The cranes stretched their wings in the east of the marsh. The frogs croaked out from their mud. I walked alone, though surrounded by life, towards the 10,000 Steps of Wisdom, which leads up a towering mountain spire shrouded in mist. At the crest of the sacred mountain is a monastery known but to only a few. None but true seekers ever come across this place.
The journey up the 10,000 steps was arduous and long. Along the way, I faced treacherous winds, winding slopes, even packs of hungry wolves. But I knew that I must persist if I expected to reach the Hidden Grotto. When at long last I arrived at the end of the stone pathway, I found an elderly monk seated cross-legged by the massive archway at the entrance of the grotto. His eyes were closed and he appeared to be contemplating great mysteries of the spirit.
I cleared my throat. I said:
“Brother, I have searched the corners of the world for enlightenment. I have forsaken my friends, my family, my life in its pursuit. Is there meaning in my suffering? Have I wasted my life? Is all of this for nothing?”
Without so much as fluttering his eyelids, the monk responded:
“If a tree falls in the forest, and no one is around to hear it, does it make a sound?”
I said, “Yes.”
A nearly imperceptible breeze played with the hem of the old monk’s robe. Full of monkly wisdom, he merely giggled and said, “My brother, I think you are missing the point.”
“No I’m pretty sure I’m right about this one,” I said, but the monk just went right on giggling away with the purity of a child. Giggle, giggle, giggle. Was that all these monks ever did? I just walked through half of China to talk to this guy and now he was basically laughing in my face! How nice it must be to be a giggling monk in the mountains, I thought. What a treat for him.
I said, “First off, let’s cool it with the giggles. You’re a grown man. Secondly, the answer is yes. I mean, for one, it’s just basic science.

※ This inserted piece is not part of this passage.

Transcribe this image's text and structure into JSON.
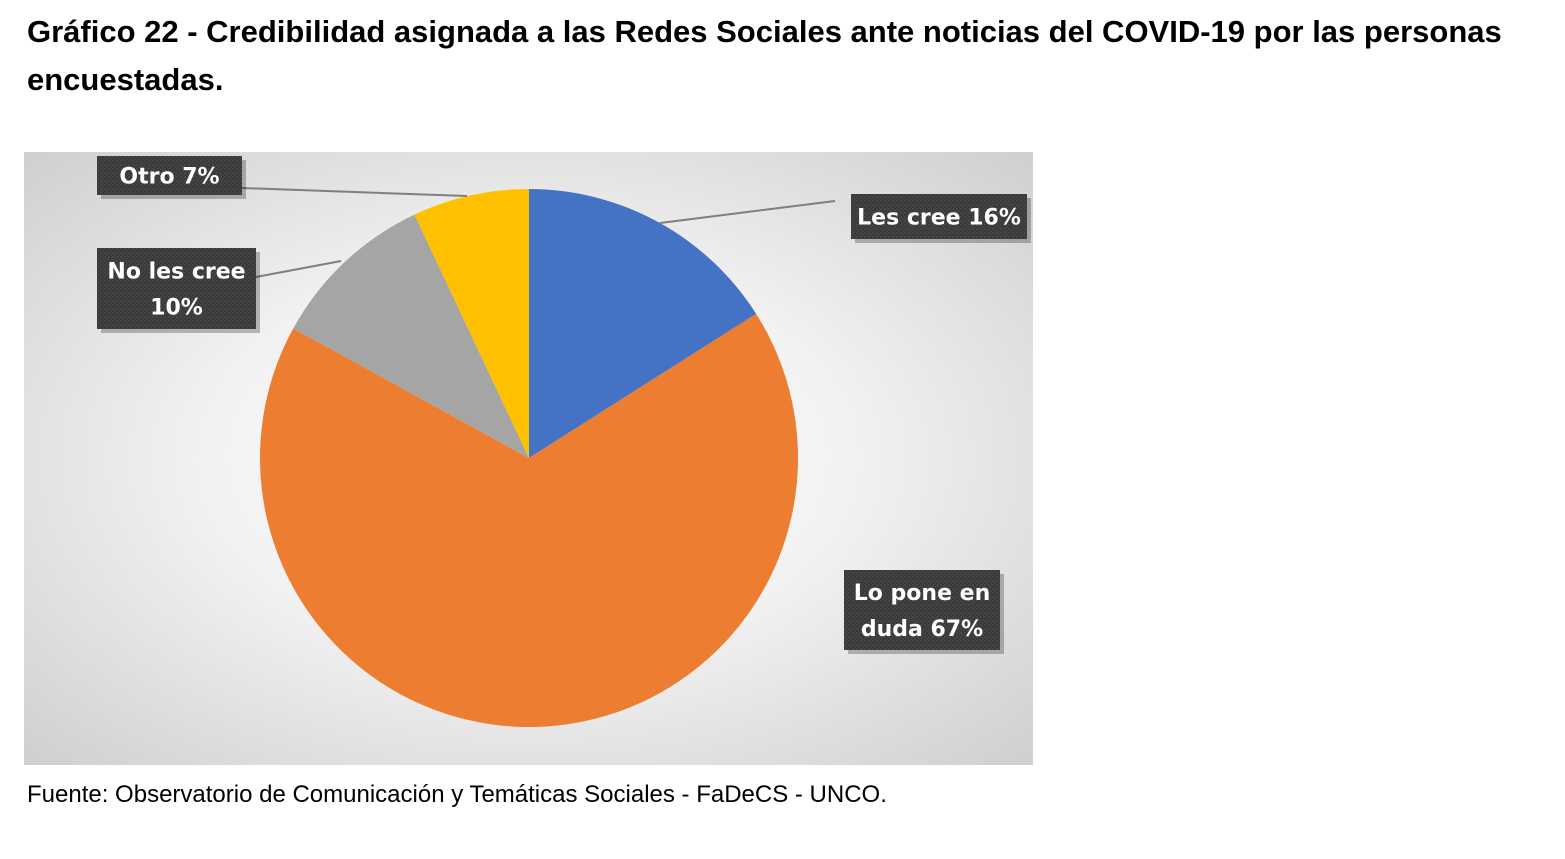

This tree falls, it’s gonna wham against the ground – boom! – and send vibrations every way. That’s what sound is: Air vibrations. And two, you’re telling me there are no animals in this so-called forest? No squirrels? No birds? Nothing? That’s insane! Some animal is gonna hear that tree fall, that’s practically guaranteed.”
The monk simply backed slowly away towards the big gong, shaking his head like he knew something I didn’t. But he was full of shit. He didn’t know anything I didn’t. He didn’t have anything going on near the big gong. He just couldn’t deal with the fact that I was right.
“Fine. Walk away then. This place is bullshit anyway.”
I made a big show out of looking around the vast and ancient monastery, the greenery of the mountains surrounding, and the cascading falls in the distance
“You know what?” I said. “I feel less enlightened than ever here. I’ve never felt further from God in my life. This whole temple sucks. Also, the sound of one hand clapping? That’s just snapping. Everybody knows that. Snap snap snap.”
The monk whipped around. “What did you just say to me?”
“You heard me.”
He chucked his Tibetan singing bowl right at my head. I ducked, but he charged at me while I was still recovering my balance. He was surprisingly fast. He caught me right in the gut.
“Ooof! Goddamn monk, son of a bitch!”
We rolled around in the dirt for a bit. I got a few good shots in but that little shit got me with a mean left-hook-uppercut combo. He hit me so hard I bounced my ass all the way to the bottom of the 10,000 Steps of Wisdom. The whole way down, I thought about how much I regretted ever getting into Buddhism in the first place.
The cops were waiting for me at the bottom of the Sacred Mountain. I knew why they were there. I didn’t even argue with them. I just got in the back of their car. “Fine,” I said. “Whatever.” I was too tired to fight it. I suddenly experienced a brilliant flash of enlightenment but I just shook it off. I wasn’t in the mood anymore.